Setterman":2qckrnsu said:
There is really no benefit to closing the season earlier, if season length is an issue cut it from the front not the back.
It's smarter to drop the limit, eliminate hen killing, and eliminate jake killing.
If Ga really wants to address the decline look at the impacts of legalized baiting for deer. The decline coincided with that becoming legal.
What impacts have trail cams had? Not the cameras obviously, but the bait piles used to funnel game to them? It makes an easy ambush site, and with corn piles in the not humid summer months poison corn could be an issue.
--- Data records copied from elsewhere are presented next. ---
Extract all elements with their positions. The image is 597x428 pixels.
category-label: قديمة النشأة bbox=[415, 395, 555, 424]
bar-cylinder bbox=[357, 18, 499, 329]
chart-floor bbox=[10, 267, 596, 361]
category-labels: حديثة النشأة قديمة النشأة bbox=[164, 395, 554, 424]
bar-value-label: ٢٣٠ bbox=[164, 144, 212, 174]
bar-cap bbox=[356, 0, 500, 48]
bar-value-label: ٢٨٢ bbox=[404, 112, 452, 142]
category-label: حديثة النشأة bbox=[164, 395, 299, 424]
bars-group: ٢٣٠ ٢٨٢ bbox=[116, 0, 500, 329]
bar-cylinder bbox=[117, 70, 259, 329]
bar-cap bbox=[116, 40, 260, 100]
One thing I'd love to see researched is the % of hens that go unfertilized because the dominant gobbler gets killed. In years past, before fanning/strutter decoys! many super dominant birds were virtually unkillable allowing them to breed every hen they gathered. Now those birds are the most susceptible to the fanning/decoys and I wonder what impact that has especially once dominance has been established and the subordinate birds basically hide. Those subordinates at some point won't fire back up even if the dominant bird goes down. So how many hens go unbred resulting in less recruitment?
I would also like to see the research that you state setterman with the new decoy phase.
Setterman,
I know that you are very knowledgeable blessed in wild turkeys, but I have just never seen the dominant vs subordinate gobbler thing you speak of. On more than one occasion, I have took part of, a gobbler being killed without hens and a gobbler with hens on the same day on the same property. Sometimes the one with no hens will be a big 4-5 year old with 1-1/4 spurs, and the gobbler with hens was a measly 3/4" spur two year old.
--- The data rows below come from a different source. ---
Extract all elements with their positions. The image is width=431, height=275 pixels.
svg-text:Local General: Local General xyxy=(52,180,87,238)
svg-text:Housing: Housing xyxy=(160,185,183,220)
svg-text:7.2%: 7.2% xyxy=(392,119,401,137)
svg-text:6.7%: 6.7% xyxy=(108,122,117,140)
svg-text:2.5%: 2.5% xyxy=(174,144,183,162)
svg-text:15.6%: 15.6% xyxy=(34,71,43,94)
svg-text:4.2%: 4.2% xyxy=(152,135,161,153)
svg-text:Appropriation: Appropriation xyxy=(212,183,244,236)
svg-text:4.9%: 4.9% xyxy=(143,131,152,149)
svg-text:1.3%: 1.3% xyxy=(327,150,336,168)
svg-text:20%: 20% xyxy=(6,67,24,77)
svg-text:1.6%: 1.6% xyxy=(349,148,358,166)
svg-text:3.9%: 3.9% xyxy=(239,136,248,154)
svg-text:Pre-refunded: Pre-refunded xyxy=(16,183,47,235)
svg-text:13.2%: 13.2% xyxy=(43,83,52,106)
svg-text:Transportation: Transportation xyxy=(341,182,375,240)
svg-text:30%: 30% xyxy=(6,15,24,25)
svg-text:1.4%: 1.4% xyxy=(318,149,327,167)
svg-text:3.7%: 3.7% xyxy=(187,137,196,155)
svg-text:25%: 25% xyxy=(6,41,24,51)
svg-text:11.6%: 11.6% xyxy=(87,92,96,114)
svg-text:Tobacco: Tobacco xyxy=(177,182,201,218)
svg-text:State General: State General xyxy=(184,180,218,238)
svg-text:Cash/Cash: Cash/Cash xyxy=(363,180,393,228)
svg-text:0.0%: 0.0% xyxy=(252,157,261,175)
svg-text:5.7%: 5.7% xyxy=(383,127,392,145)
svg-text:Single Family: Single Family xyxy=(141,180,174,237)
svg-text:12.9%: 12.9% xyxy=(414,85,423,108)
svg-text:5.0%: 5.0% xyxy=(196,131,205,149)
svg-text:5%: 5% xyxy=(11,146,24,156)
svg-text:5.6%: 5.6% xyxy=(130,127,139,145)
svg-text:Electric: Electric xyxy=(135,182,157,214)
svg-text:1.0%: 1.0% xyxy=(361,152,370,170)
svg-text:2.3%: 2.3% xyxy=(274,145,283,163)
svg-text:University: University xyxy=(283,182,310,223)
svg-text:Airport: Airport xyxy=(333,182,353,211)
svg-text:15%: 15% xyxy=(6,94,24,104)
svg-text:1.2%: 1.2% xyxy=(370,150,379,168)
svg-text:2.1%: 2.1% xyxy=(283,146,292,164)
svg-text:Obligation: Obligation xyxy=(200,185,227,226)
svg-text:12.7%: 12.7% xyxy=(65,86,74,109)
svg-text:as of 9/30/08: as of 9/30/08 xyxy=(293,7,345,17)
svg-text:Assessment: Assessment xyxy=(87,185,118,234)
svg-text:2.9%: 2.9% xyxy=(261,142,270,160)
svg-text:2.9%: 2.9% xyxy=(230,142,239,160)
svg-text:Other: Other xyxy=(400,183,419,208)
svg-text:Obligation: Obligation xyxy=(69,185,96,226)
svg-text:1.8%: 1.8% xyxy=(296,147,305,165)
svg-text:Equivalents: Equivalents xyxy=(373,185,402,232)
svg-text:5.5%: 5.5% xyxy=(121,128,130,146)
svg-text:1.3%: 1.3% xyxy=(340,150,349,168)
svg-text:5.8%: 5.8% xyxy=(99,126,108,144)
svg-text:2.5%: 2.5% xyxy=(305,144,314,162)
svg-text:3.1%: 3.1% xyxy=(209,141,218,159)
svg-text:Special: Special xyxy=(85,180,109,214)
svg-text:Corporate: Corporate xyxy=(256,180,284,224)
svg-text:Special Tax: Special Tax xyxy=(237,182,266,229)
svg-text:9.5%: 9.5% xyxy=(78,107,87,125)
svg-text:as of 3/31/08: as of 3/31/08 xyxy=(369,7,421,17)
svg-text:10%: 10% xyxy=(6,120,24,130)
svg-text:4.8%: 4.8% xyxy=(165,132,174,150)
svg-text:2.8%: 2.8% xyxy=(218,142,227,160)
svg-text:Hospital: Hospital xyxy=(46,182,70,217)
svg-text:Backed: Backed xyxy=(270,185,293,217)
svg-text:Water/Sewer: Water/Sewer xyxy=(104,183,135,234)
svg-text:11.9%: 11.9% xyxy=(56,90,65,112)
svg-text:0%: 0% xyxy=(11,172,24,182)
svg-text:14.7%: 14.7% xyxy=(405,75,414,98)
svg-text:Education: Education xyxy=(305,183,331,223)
I know that they fight for dominance, and typically the ones we kill kamikaze style are two year old virgin gobblers, while the ones that stick with hens everyday are your older birds.
Not saying you don't know what your talking about, I just have yet to nail this one down. In my opinion, turkeys are crazy, and very random, and no telling what could happen at any given point of the season at any time of day.